如何在node.js中清除child_process.spawn（）上的子进程

Question

The following code:

#!/usr/bin/env node
"use strict";

var child_process = require('child_process');

var x = child_process.spawn('sleep', [100],);

throw new Error("failure");

spawns a child process and exits without waiting the child process exiting.

How can I wait it? I'd like to call waitpid(2) but child_process seems to have no waitpid(2).

ADDED:

Sorry, what I really want is to kill the child process when the parent exists, instead of wait it.

Answer 1

#!/usr/bin/env node
"use strict";

var child_process = require('child_process');

var x = child_process.spawn('sleep', [10]);

x.on('exit', function () {
    throw (new Error("failure"));
});

EDIT:

You can listen for the main process by adding a listener to the main process like process.on('exit', function () { x.kill() })

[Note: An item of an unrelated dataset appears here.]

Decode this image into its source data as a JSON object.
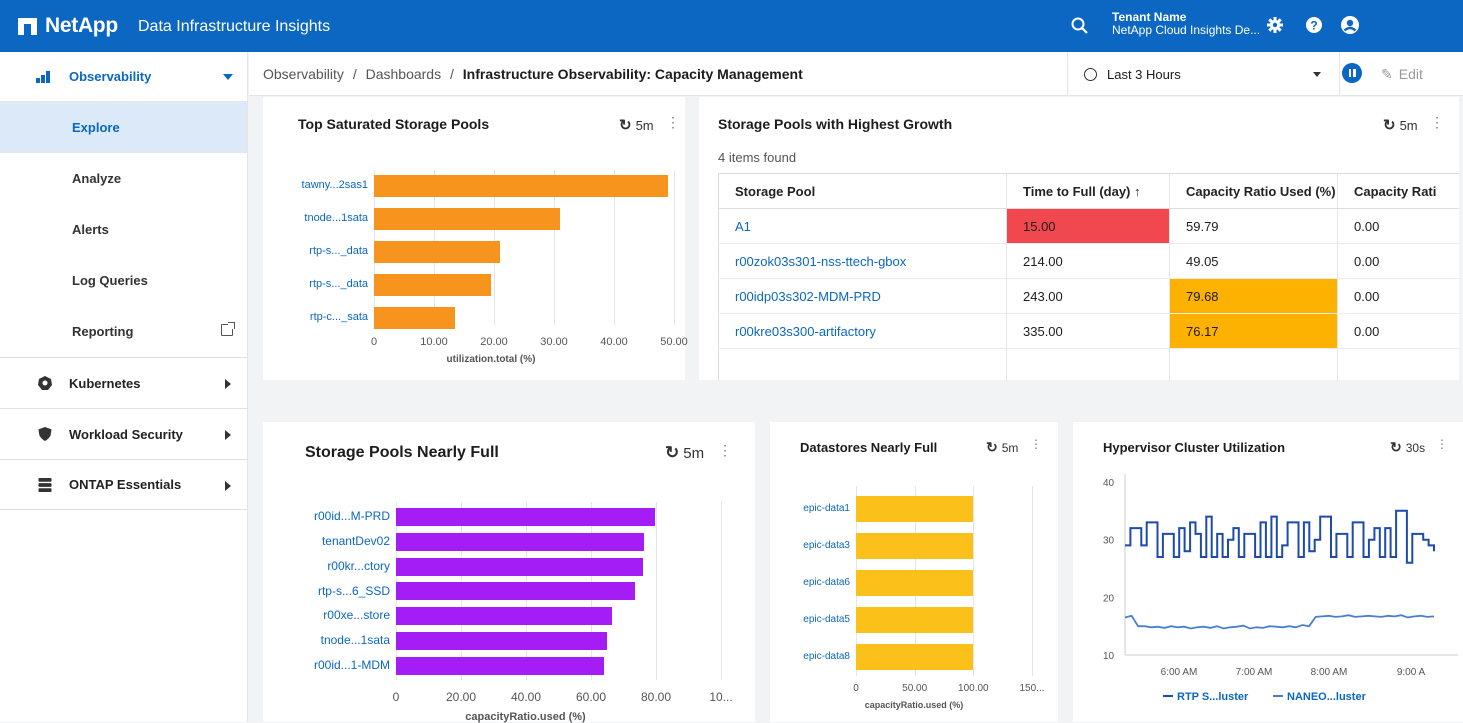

But throwing an error like this is a problem, you better close the process by process.exit()

#!/usr/bin/env node
"use strict";

var child_process = require('child_process');

var x = child_process.spawn('sleep', [100]);

process.on('exit', function () {
    x.kill();
});

process.exit(1);

Answer 2

#!/usr/bin/env node
"use strict";

var child_process = require('child_process');

var x = child_process.spawn('sleep', [10]);

process.on('exit', function() {
  if (x) {
    x.kill();
  }
});